IPF is a rare disease that involves the growth of scar tissues in the lungs which hinder their proper functioning. Eventually, the patient with IPF experiences difficulty breathing, along with other symptoms such as chest pain, dry cough, and fatigue among others.
Although some people benefit from medications in managing the symptoms, there is currently no cure for IPF and many patients would need a lung transplant.
In the study, which findings were published in the journal Nature Communications with the title Activation of JUN in fibroblasts promotes pro-fibrotic programme and modulates protective immunity, Gerlinde Wernig, MD and her colleagues were able to establish methodologies that would reverse fibrosis.
A prior study that they have published in 2017 showed that adult mice which developed lung fibrosis following JUN inducement also have increased CD47, a protein that helps malignant cells to evade removal from the system. In that study, they have found that an anti-CD47 immune treatment could prevent the development of pulmonary fibrosis in mice. 
In the recent study, on the other hand, the researchers have successfully reduced fibrosis in mice by simultaneously blocking three proteins such as Interleukin-6, PD-L1, and CD47.
Considering that “pulmonary fibrosis has a terrible prognosis rivaling some of the worst malignancies,”  further developments in the said research could be extremely beneficial to patients.

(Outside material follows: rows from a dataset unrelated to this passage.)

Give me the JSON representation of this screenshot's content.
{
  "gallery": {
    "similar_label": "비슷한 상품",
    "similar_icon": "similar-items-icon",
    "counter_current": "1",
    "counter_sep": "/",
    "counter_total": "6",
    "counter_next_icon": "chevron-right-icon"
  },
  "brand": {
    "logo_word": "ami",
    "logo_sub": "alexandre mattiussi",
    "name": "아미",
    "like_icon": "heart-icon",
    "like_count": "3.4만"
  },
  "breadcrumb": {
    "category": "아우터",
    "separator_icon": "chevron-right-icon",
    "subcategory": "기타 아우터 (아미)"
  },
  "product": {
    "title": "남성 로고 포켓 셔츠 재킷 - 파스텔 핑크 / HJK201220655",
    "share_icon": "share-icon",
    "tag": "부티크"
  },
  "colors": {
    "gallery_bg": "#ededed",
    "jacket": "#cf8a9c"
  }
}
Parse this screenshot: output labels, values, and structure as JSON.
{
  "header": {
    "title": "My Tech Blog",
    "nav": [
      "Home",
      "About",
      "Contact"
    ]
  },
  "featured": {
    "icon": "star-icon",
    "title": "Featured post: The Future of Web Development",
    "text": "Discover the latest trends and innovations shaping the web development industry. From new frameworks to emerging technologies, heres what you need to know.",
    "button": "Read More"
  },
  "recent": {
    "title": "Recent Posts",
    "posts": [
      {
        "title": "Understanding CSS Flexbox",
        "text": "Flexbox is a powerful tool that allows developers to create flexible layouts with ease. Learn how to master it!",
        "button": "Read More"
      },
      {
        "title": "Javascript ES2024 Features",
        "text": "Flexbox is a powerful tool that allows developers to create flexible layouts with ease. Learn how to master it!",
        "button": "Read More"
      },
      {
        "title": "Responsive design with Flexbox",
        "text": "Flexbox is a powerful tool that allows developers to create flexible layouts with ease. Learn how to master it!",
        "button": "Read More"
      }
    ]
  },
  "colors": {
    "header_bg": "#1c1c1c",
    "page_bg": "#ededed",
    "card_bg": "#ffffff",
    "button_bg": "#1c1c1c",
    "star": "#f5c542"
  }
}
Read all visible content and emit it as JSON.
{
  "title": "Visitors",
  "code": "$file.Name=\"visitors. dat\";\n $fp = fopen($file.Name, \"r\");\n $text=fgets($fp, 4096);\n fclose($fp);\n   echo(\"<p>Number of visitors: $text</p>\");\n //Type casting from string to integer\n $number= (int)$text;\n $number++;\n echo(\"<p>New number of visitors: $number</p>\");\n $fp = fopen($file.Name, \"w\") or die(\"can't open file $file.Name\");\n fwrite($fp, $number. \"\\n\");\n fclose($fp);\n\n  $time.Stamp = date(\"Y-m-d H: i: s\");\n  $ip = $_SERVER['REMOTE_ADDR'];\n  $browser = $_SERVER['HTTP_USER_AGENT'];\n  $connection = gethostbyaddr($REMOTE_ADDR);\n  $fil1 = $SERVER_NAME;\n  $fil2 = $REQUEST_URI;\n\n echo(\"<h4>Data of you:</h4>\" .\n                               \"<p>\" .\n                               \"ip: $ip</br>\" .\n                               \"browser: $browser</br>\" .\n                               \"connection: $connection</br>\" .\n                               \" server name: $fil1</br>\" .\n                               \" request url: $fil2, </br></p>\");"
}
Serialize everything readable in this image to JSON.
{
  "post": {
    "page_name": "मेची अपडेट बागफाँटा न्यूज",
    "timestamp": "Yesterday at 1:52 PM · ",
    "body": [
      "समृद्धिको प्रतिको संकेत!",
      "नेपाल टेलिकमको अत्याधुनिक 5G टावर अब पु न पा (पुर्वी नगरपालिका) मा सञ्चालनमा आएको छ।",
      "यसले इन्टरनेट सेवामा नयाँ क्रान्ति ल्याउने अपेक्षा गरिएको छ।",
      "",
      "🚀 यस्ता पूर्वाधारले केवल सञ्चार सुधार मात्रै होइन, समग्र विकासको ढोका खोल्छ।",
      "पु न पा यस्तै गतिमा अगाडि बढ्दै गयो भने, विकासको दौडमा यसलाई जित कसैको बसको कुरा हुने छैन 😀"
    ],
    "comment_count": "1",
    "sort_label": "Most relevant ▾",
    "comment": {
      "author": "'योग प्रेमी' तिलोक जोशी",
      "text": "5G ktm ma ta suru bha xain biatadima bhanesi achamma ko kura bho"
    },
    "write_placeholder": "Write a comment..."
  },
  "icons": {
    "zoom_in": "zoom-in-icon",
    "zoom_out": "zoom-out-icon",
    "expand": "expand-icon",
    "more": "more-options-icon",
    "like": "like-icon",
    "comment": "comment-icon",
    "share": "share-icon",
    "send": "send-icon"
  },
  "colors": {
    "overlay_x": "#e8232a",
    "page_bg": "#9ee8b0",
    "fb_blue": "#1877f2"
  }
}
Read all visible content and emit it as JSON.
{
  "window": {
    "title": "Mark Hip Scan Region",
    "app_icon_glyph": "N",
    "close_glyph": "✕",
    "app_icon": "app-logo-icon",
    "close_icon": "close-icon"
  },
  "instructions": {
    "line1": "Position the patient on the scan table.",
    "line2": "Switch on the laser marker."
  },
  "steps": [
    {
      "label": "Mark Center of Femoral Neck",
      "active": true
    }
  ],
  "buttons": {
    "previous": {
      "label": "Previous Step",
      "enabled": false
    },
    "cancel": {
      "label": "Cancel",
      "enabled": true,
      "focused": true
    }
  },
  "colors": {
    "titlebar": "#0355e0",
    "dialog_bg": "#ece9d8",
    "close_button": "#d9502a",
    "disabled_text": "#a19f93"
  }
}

Aside from Dr. Wernig, the other researchers involved in the study are Lu Cui, Shih-Yu Chen, Tristan Lerbs, Jin-Wook Lee, Pablo Domizi, Sydney Gordon, Yong-hun Kim, Garry Nolan, and Paola Betancur.
 Cui, L., Chen, S., Lerbs, T. et al. (2020). Activation of JUN in fibroblasts promotes pro-fibrotic programme and modulates protective immunity. Nat Commun 11, 2795 . https://doi.org/10.1038/s41467-020-16466-4
 Cui, L., Chen, S., Lerbs, T. et al. (2020).